Melville was among the committee of inmates who helped organize inmates' demands and keep order during the Attica Prison Riot in September 1971. Melville, 28 other inmates, and 10 hostages were shot and killed by state police on September 13, when the uprising was put down by order of Governor Nelson Rockefeller. According to some witnesses, Melville was alive after the initial assault was over and the prison was secure but was shot to death by law enforcement while trying to surrender. The law enforcement officer who shot Melville claimed he had done so because Melville was armed with explosives, but investigators and prosecutors could find no evidence to support this claim and lawyers for surviving prisoners maintained that he was "murdered in cold blood with his hands in the air in surrender".

==Legacy==

A book was published consisting of the letters he wrote from prison, Letters From Attica, with a foreword by William Kunstler, and additional contributions by Jane Alpert and John Cohen.

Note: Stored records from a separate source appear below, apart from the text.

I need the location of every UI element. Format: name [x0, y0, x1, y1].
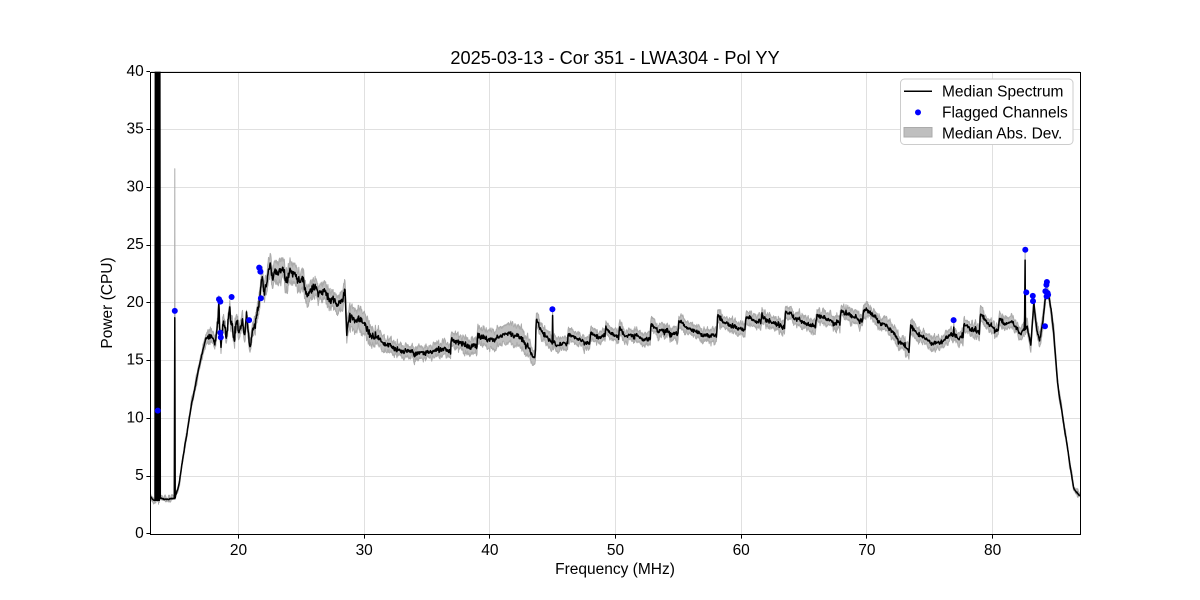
svg-text:40: 40	[481, 542, 499, 559]
svg-text:Power (CPU): Power (CPU)	[99, 257, 116, 348]
svg-text:10: 10	[127, 410, 145, 427]
svg-text:Flagged Channels: Flagged Channels	[942, 105, 1068, 122]
svg-text:0: 0	[135, 525, 144, 542]
svg-text:60: 60	[733, 542, 751, 559]
svg-text:20: 20	[230, 542, 248, 559]
svg-text:Frequency (MHz): Frequency (MHz)	[555, 561, 675, 578]
svg-text:Median Spectrum: Median Spectrum	[942, 84, 1063, 101]
svg-text:2025-03-13 - Cor 351 - LWA304: 2025-03-13 - Cor 351 - LWA304 - Pol YY	[450, 48, 779, 68]
svg-text:20: 20	[127, 294, 145, 311]
svg-text:30: 30	[127, 179, 145, 196]
svg-text:25: 25	[127, 236, 144, 253]
svg-text:50: 50	[607, 542, 625, 559]
svg-text:5: 5	[135, 467, 144, 484]
svg-text:Median Abs. Dev.: Median Abs. Dev.	[942, 126, 1062, 143]
svg-text:70: 70	[858, 542, 876, 559]
svg-text:15: 15	[127, 352, 144, 369]
svg-text:40: 40	[127, 63, 145, 80]
svg-text:80: 80	[984, 542, 1002, 559]
svg-text:35: 35	[127, 121, 144, 138]
svg-text:30: 30	[356, 542, 374, 559]
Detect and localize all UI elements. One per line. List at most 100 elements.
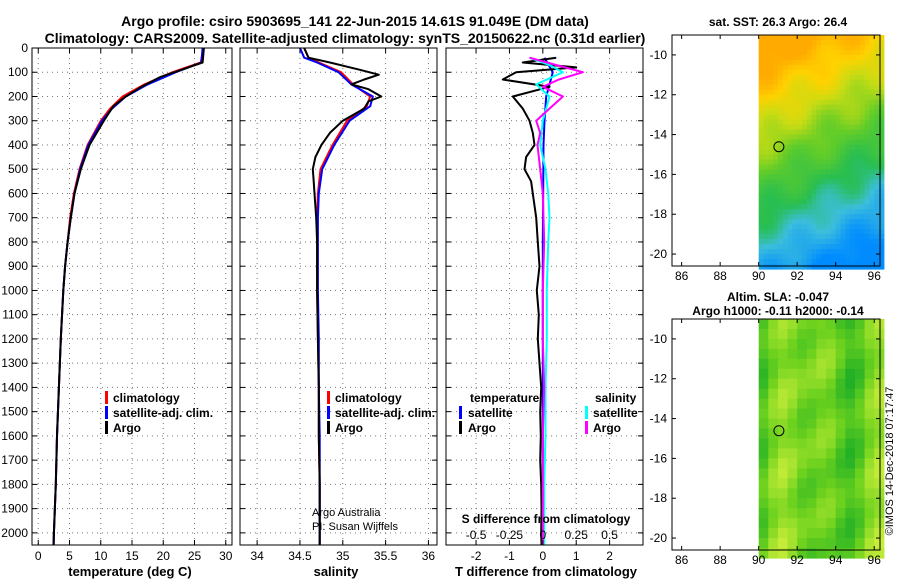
map-cell	[816, 538, 827, 549]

On the basis of the text of a letter he wrote on May 16, 1970, Frederic Rzewski wrote a musical composition, Coming Together. The text used is

I think the combination of age and a greater coming together is responsible for the speed of the passing time. it's six months now and i can tell you truthfully few periods in my life have passed so quickly. i am in excellent physical and emotional health. there are doubtless subtle surprises ahead but i feel secure and ready.

As lovers will contrast their emotions in times of crisis, so am i dealing with my environment. in the indifferent brutality, incessant noise, the experimental chemistry of food, the ravings of lost hysterical men, i can act with clarity and meaning. i am deliberate--sometimes even calculating--seldom employing histrionics except as a test of the reactions of others. i read much, exercise, talk to guards and inmates, feeling for the inevitable direction of my life.

On August 28, 2000, a federal judge awarded $8 million to the survivors of the Attica uprising. The son of Sam Melville, Josh "Jocko" Melville, was awarded $25,000, and said he planned to establish an educational fund with the money awarded.